As duas últimas reuniões entre o Presidente Mark Angie e o Detetive Colombo tinham sido muito produtivas e, por isso, o Presidente pediu aos elementos chave do Clube para estarem presentes, naquela reunião. Todos se conheciam bem e o clima era de respeito mútuo e de muita curiosidade.
O Detetive Colombo respirou fundo, recordou uma série de situações, que tinha presenciado no Clube e perguntou – “alguma vez protelaram alguma coisa que desejavam fazer?”. Enquanto os olhares se cruzavam, o Presidente lembrou-se dos anos que antecederam o primeiro telefonema para a “brigada dos homicídios empresariais” (link) e disse – “durante muito tempo, sentia que o Clube não estava no rumo certo, queria mudar as coisas, mas em vez de fazer alguma coisa, fui adiando a situação”.
“Qual foi o resultado desse adiamento?” – perguntou o Detetive Colombo. Nesse momento, os olhares voltaram-se ligeiramente para o chão. O ambiente da sala parecia indiciar algum arrependimento e, para desanuviar o ar, o Detetive Colombo disse – “protelar algumas situações é normal” – e de repente o Diretor Geral Robert West respondeu – “estivemos a gerir o clube reativamente, fomos agindo ao sabor do vento, atiramos no escuro, tipo roleta russa, a ver se acertávamos no alvo.”
“Construindo a partir das nossas últimas conversas, o que poderá ter estado na base desse tipo de gestão?” – perguntou o Detetive Colombo. As últimas conversas entre o Presidente Angie e o Detetive Colombo já tinham sido partilhadas com todos os presentes e o Treinador Brad Wooden adiantou-se dizendo – “a falta de algum conhecimento e de competências concretas levou ao protelamento de situações importantes, por não nos sentirmos capazes e confiantes”.

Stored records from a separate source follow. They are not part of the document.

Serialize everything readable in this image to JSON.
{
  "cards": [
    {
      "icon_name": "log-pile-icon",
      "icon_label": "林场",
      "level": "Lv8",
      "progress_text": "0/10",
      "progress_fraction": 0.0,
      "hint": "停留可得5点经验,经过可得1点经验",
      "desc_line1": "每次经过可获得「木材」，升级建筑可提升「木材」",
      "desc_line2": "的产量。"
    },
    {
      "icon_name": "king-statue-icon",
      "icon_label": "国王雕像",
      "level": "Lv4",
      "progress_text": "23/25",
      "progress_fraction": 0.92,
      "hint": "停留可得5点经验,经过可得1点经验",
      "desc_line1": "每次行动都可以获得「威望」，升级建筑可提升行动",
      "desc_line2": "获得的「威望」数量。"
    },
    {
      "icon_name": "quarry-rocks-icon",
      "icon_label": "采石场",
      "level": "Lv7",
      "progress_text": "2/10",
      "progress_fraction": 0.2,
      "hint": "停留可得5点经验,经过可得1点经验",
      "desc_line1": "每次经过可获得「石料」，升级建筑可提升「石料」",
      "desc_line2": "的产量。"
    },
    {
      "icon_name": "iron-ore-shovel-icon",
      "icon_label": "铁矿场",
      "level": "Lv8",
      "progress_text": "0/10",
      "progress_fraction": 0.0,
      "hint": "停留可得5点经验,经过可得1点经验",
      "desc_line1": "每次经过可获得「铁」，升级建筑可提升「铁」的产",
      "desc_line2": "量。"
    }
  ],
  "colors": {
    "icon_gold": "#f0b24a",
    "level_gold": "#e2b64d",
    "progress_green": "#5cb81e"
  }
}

Quando todos estavam a pensar num eventual comentário de repreensão, o Detetive Colombo surpreendeu dizendo – “protelar não é totalmente negativo”. “Como assim?” – perguntou o proativo Coordenador Anthony Smith. “O problema não está em protelar, mas nas razões pelas quais protelamos e o que fazemos durante esse tempo de adiamento” – devolveu o Detetive Colombo.
O Presidente Angie contorceu-se, rodando o tronco para a direita, elevando o ombro esquerdo e encolhendo o direito, parecia estar inquieto e perguntou – “Detetive pode concretizar?”. “Claro” – começou por responder o Detetive Colombo e continuou – “podemos distinguir dois tipos de protelamento” – e enquanto todos estavam curiosos por saber quais eram, como denunciava o avançar de ombros, de todos, o Detetive esclareceu – “o protelamento reativo e o protelamento estratégico”.
Fez silêncio. O Diretor Geral Robert West colocou o cotovelo esquerdo sobre a mesa, o queixo sobre o polegar esquerdo, olhou ligeiramente para cima, parecia estar a olhar para o infinito e perguntou – “o que os diferencia?”. “Há uma diferença entre protelar porque não estamos preparados, não temos o conhecimento e as competências, não nos sentimos confiantes em agir, nem fazemos nada, o protelamento reativo, e entre adiar a ação porque não estamos igualmente preparados, mas utilizamos esse tempo para nos prepararmos e treinarmos com conhecimentos e competências, o protelamento estratégico, em vez de agir reativamente” – respondeu Detetive Colombo.
“Parece que estou a perceber que que está a dizer” – começou o Treinador Brad Wooden e continuou – “quando comecei a Treinar, não tinha conhecimentos para treinar a parte física dos jogadores. No início, adiei a integração do treino físico, porque não fazia a mínima ideia do que fazer, o que o detetive chamou de protelamento reativo. Depois, embora ainda não fizesse treino físico com os jogadores, fui fazer formação para ganhar conhecimentos e estratégias para treinar a parte física dos jogadores. Nesse momento, embora não estivesse a treinar a parte física dos jogadores, estava a preparar-me para o fazer, estava a fazer o protelamento estratégico, certo Detetive?”.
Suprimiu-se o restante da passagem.